Сотрудники дескриптивных секций занимаются исследованием того, каким язык может стать в будущем, а не того, каким он должен быть, как это делают нормативисты. Все научные сотрудники кафедры прикреплены к определенному отделению, но некоторые принимают участие в исследованиях, ведущихся сразу несколькими отделениями. Например, существует группа, рассматривающая развитие «кебаб-норвежского», «сальса-норвежского» и других этнолектов, которые, возможно, возникнут в Норвегии, становящейся все более многоязычной и многокультурной страной.

Пол работает в отделении футуристической морфологии, в дескриптивной секции. Область исследований Пола – морфология будущего, он пытается предсказать, как будут выглядеть парадигмы склонений и спряжений через десять лет, через двадцать лет, через семьдесят лет, через сто лет. Пол и его ближайшие коллеги уделяют большое значение подробному документированию взаимовлияния языковых форм и историческому развитию языка, с тем чтобы можно было предсказать, как будут распространяться возникшие в результате языковых изменений формы. Когда форма местоимения «ихний» окончательно вытеснит форму «их»? Каким окажется ареал распространения этой формы?

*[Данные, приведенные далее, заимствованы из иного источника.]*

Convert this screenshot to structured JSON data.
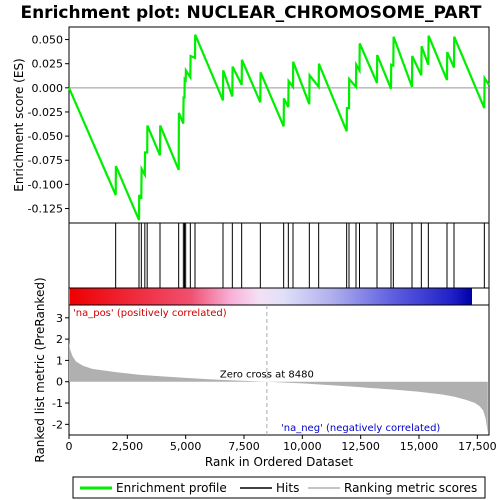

В данный момент Пол изучает сильные глаголы. Некоторые формы спряжений подвергались изменениям на протяжении длительного времени. Исконно причастные формы на «-л» в сложном перфекте обособились в большинстве диалектов как формы простого прошедшего времени: ходил/ходила, купил/купила,а старые же деепричастные формы в некоторых диалектах и просторечии образовали своего рода перфект, который все больше проникает в речь образованных людей: выпивши, поспавши.

Пол каждый день корпит над огромными обзорными таблицами в «Excel», изображающими развитие сильных глаголов в норвежском языке со времен древненорвежского до наших дней. Он сравнивает все формы с тенденциями, отраженными в современных текстах из лингвистических корпусов, фиксирующих в том числе детскую и молодежную речь. Наряду с представителями других стран он участвует и в совместных международных проектах, посвященных исследованиям сильных глаголов во всех германских языках (единственных, где существует разница между сильными и слабыми глаголами). Временами Пола Бентсена просто воротит от сильных глаголов.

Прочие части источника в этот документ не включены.